Le grand banditisme se nourrit d’armes non déclarées, importées en toute illégalité et qui de ce fait ne sont pas concernées par la règlementation qui régit les armes légalement détenues. D’ailleurs tout le monde le sait tel notre Ministre de l’Intérieur qui déclare : [1] « Je rappelle que la détention illégale d’une arme à feu et le trafic d’armes sont déjà sévèrement réprimés par la loi. J’appelle depuis longtemps l’attention, puisque je le faisais déjà lorsque j’étais Ministre de la Défense, sur le trafic en provenance des pays de l’ex-Yougoslavie. Le problème est que les détenteurs de ces armes se moquent de la loi et qu’il nous faut véritablement aller dénicher ces armes. Les opérations coup de poing actuellement menées dans certaines cités sensibles, notamment celles où sévit un trafic de drogue – car les deux trafics vont souvent de pair –, nous ont déjà permis d’en récupérer un certain nombre. Il faut aller plus loin encore. Nul ne connaît le nombre exact d’armes illégales circulant actuellement en Europe, en provenance d’ex-Yougoslavie, de Biélorussie… »
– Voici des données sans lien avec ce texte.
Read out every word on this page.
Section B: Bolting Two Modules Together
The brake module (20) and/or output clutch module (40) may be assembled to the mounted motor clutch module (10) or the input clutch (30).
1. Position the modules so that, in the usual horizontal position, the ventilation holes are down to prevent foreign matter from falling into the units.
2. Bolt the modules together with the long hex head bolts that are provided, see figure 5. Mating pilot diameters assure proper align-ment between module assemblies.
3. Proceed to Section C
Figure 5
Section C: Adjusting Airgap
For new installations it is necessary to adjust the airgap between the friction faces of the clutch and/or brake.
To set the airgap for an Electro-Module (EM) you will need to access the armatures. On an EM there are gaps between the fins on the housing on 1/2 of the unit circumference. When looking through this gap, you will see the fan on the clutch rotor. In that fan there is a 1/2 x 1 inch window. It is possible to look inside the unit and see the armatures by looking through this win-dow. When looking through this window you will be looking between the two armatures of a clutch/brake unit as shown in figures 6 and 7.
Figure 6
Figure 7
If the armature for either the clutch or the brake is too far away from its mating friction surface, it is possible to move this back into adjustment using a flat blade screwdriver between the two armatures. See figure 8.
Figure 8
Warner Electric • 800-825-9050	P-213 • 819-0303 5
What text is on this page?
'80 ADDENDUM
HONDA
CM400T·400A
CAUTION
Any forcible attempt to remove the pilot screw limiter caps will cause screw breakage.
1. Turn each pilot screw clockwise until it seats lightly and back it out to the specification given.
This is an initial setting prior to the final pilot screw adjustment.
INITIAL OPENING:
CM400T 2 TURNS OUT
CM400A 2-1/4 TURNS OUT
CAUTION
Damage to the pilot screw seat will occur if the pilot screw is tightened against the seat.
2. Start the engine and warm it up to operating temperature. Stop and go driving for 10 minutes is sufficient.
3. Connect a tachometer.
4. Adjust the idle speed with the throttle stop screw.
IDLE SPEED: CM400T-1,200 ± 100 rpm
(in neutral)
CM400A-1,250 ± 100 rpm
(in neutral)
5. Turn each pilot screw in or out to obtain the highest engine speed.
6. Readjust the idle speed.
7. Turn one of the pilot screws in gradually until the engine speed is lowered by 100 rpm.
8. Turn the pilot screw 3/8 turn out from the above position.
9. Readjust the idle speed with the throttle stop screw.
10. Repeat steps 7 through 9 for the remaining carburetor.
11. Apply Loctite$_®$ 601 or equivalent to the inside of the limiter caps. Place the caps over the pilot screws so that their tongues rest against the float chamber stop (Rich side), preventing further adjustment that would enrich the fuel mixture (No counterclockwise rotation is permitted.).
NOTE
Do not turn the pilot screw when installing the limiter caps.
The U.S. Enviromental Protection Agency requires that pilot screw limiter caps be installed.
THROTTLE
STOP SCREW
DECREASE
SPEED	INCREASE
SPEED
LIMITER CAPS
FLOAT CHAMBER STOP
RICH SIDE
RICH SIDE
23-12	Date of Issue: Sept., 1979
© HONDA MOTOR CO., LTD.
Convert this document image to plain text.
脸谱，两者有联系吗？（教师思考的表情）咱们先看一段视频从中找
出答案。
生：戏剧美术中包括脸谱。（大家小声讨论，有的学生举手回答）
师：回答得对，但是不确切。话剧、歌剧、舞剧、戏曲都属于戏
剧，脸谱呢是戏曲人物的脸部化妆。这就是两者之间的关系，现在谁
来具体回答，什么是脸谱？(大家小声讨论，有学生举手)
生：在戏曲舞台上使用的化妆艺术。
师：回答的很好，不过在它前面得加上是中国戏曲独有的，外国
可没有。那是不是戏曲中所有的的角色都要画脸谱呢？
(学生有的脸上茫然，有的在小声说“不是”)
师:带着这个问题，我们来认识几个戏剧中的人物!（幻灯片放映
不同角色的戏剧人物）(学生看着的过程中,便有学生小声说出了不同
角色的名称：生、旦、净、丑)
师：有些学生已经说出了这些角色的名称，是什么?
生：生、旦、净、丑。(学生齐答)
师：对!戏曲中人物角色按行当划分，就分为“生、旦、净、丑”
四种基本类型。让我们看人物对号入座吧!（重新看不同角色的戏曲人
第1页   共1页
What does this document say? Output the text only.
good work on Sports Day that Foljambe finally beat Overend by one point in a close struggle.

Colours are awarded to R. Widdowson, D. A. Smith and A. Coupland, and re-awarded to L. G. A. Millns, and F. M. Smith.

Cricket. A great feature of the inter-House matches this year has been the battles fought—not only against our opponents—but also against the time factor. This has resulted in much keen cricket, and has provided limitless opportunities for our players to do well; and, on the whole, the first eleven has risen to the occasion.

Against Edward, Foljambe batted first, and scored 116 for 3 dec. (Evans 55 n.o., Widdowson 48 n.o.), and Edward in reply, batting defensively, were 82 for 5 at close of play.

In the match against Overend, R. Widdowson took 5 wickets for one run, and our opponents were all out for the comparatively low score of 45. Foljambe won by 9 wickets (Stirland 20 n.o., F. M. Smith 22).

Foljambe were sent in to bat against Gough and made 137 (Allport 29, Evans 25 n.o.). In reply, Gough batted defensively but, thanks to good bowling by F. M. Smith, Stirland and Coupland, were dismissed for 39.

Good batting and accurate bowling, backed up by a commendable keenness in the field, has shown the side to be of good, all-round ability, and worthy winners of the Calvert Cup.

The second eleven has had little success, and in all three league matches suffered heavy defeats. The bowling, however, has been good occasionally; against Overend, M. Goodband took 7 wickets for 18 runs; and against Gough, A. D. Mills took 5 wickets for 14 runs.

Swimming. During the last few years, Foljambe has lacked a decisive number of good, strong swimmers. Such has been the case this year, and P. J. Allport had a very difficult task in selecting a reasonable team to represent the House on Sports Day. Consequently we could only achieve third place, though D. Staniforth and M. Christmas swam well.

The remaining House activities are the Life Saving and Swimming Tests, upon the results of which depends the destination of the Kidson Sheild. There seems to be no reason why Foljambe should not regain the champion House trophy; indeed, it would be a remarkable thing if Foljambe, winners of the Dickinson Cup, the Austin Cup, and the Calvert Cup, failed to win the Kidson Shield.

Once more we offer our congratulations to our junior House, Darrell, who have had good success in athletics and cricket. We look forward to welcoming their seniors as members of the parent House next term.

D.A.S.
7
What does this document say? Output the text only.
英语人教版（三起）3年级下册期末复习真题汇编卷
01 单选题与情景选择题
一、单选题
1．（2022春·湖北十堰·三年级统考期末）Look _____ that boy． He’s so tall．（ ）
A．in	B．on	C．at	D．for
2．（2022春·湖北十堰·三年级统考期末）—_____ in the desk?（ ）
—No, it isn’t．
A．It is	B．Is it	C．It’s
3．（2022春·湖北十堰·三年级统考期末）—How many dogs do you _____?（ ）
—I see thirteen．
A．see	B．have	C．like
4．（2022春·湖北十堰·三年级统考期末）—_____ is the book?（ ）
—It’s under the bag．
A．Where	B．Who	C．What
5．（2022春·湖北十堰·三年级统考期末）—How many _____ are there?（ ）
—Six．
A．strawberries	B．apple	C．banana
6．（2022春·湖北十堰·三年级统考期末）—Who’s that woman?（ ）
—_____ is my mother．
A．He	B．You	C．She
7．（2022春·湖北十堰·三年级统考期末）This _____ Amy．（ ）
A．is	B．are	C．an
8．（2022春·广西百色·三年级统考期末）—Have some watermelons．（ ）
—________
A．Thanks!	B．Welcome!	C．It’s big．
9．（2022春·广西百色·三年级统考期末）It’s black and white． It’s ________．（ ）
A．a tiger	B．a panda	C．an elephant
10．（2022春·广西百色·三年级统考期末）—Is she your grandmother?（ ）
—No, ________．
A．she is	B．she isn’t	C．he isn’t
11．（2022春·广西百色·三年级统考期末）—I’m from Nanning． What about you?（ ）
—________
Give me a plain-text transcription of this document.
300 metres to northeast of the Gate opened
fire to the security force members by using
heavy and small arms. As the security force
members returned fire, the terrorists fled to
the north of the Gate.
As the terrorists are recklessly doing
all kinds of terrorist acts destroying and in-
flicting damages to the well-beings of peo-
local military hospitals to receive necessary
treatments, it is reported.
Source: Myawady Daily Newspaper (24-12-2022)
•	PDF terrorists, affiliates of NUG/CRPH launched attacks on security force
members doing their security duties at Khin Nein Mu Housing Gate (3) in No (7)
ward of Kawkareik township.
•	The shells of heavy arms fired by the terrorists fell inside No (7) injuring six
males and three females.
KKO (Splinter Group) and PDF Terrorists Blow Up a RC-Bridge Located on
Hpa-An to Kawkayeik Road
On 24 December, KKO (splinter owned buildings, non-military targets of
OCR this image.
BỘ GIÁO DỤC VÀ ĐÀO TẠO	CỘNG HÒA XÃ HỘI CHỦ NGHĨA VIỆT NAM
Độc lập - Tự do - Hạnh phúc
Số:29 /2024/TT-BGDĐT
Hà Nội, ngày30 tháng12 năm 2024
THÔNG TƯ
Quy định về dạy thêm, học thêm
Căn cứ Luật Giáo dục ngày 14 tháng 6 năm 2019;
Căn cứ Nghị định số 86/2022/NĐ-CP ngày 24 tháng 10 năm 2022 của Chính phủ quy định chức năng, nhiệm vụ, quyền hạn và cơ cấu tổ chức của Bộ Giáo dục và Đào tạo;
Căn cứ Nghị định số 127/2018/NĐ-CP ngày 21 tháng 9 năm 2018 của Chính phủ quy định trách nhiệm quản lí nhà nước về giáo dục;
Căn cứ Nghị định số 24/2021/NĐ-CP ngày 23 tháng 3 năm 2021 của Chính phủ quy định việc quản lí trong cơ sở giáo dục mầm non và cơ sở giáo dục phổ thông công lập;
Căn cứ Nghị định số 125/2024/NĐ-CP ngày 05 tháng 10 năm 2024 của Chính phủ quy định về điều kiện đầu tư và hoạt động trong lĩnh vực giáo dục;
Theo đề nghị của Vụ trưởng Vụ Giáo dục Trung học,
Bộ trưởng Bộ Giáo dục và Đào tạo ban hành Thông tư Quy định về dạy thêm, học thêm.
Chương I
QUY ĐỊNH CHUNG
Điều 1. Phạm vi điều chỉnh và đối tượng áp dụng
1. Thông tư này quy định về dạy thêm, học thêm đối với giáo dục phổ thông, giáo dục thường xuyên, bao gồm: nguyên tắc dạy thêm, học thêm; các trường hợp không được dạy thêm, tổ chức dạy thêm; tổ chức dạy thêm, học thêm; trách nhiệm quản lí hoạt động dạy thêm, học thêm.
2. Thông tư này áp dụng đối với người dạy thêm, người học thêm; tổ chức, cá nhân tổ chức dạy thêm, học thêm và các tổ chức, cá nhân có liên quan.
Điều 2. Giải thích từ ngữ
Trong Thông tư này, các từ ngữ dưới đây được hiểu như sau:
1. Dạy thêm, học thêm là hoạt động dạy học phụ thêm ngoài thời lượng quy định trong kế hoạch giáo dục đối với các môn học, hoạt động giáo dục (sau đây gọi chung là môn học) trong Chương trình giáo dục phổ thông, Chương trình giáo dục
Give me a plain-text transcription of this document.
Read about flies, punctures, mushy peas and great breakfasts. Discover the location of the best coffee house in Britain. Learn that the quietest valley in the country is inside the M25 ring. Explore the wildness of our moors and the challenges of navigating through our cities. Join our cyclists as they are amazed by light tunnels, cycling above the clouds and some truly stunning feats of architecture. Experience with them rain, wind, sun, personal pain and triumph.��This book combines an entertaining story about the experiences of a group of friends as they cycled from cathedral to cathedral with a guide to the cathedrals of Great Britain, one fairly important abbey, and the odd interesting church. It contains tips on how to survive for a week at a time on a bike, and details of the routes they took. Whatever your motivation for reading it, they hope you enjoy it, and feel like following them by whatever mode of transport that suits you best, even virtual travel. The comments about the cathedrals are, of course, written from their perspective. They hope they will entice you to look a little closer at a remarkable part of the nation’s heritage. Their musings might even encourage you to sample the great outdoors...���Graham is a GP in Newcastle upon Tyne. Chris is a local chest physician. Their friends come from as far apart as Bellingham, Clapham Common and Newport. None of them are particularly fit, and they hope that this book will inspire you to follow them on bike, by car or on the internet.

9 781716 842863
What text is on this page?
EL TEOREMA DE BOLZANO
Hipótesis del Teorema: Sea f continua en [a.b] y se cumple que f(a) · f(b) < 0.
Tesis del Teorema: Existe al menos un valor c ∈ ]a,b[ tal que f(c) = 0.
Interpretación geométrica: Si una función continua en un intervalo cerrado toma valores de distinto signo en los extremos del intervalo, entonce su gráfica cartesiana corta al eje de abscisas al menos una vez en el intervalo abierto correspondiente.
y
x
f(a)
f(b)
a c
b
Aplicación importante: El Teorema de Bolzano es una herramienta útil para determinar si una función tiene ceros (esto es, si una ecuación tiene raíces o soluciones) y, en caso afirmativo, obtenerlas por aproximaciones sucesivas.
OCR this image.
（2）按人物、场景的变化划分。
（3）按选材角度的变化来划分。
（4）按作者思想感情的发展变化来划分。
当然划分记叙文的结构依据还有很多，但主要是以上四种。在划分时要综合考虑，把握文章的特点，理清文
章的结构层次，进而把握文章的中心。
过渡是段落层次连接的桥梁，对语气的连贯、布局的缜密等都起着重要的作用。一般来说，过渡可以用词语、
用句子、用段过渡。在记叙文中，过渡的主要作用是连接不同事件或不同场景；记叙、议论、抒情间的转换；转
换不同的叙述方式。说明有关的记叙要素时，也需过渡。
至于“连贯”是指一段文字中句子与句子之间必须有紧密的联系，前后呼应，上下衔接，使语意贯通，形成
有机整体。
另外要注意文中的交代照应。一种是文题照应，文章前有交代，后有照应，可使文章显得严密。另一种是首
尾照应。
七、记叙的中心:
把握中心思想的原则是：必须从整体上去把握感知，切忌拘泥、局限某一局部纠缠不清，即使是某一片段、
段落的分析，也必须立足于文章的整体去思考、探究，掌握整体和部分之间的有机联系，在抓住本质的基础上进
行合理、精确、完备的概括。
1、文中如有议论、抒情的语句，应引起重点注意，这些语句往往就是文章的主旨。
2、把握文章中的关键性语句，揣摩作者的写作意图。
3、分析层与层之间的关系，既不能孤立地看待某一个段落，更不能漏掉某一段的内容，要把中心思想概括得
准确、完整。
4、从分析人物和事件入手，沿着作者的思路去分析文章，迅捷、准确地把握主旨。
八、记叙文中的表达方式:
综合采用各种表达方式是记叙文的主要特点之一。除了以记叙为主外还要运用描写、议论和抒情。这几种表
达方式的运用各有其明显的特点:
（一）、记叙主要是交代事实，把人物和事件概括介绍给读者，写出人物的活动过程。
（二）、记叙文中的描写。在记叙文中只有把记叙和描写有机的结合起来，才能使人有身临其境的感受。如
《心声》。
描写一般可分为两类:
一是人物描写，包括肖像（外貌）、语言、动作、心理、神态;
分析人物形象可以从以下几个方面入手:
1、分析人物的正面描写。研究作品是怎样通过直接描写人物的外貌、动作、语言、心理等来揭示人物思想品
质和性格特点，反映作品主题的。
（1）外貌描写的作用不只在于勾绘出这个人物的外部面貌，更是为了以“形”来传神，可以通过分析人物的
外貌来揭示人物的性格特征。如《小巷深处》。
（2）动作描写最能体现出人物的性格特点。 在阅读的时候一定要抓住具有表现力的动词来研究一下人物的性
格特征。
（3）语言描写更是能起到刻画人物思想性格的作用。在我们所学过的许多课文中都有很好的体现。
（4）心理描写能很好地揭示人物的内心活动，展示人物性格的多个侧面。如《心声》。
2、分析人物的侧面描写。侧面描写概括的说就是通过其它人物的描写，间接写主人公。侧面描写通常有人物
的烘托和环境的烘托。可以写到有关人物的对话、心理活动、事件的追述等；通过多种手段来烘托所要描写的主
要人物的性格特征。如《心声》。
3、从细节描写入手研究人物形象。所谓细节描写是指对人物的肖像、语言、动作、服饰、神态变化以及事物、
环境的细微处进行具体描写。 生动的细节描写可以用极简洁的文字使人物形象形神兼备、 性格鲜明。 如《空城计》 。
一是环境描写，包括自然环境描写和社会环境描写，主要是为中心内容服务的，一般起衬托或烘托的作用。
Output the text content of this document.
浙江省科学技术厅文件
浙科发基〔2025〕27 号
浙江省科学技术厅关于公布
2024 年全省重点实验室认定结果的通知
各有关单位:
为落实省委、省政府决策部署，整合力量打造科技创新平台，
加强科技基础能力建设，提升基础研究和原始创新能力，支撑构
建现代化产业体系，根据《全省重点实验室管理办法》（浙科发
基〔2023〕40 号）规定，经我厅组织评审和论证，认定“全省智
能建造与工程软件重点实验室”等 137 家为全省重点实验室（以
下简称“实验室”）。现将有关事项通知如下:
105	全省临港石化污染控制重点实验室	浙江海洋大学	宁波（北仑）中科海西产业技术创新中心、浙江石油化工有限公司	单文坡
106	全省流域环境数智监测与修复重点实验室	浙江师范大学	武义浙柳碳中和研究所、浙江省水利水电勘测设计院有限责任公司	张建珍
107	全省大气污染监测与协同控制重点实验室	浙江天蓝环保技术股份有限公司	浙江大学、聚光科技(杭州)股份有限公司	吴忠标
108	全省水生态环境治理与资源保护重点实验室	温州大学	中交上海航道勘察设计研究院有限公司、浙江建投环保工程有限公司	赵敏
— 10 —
Il est vrai que l’on n’a jamais trouvé d’armes de collection dans les banlieues pour de multiples raisons : leur coût est élevé, leur emploi compliqué et lent, les résultats imprécis, aléatoires et peu efficaces et pour les malfrats, elles n’ont pas la célébrité et l’attrait d’un Kalachnikov ou d’un pistolet Glock mis en vedette dans les films actuels. La facilité pour la grande délinquance de se procurer des armes de guerre modernes par le biais de filières illégales la détourne de ces vénérables pièces de musée. Que ferait-on avec un Lebel de 1886 ou un revolver Vélo-dog de 1890 ?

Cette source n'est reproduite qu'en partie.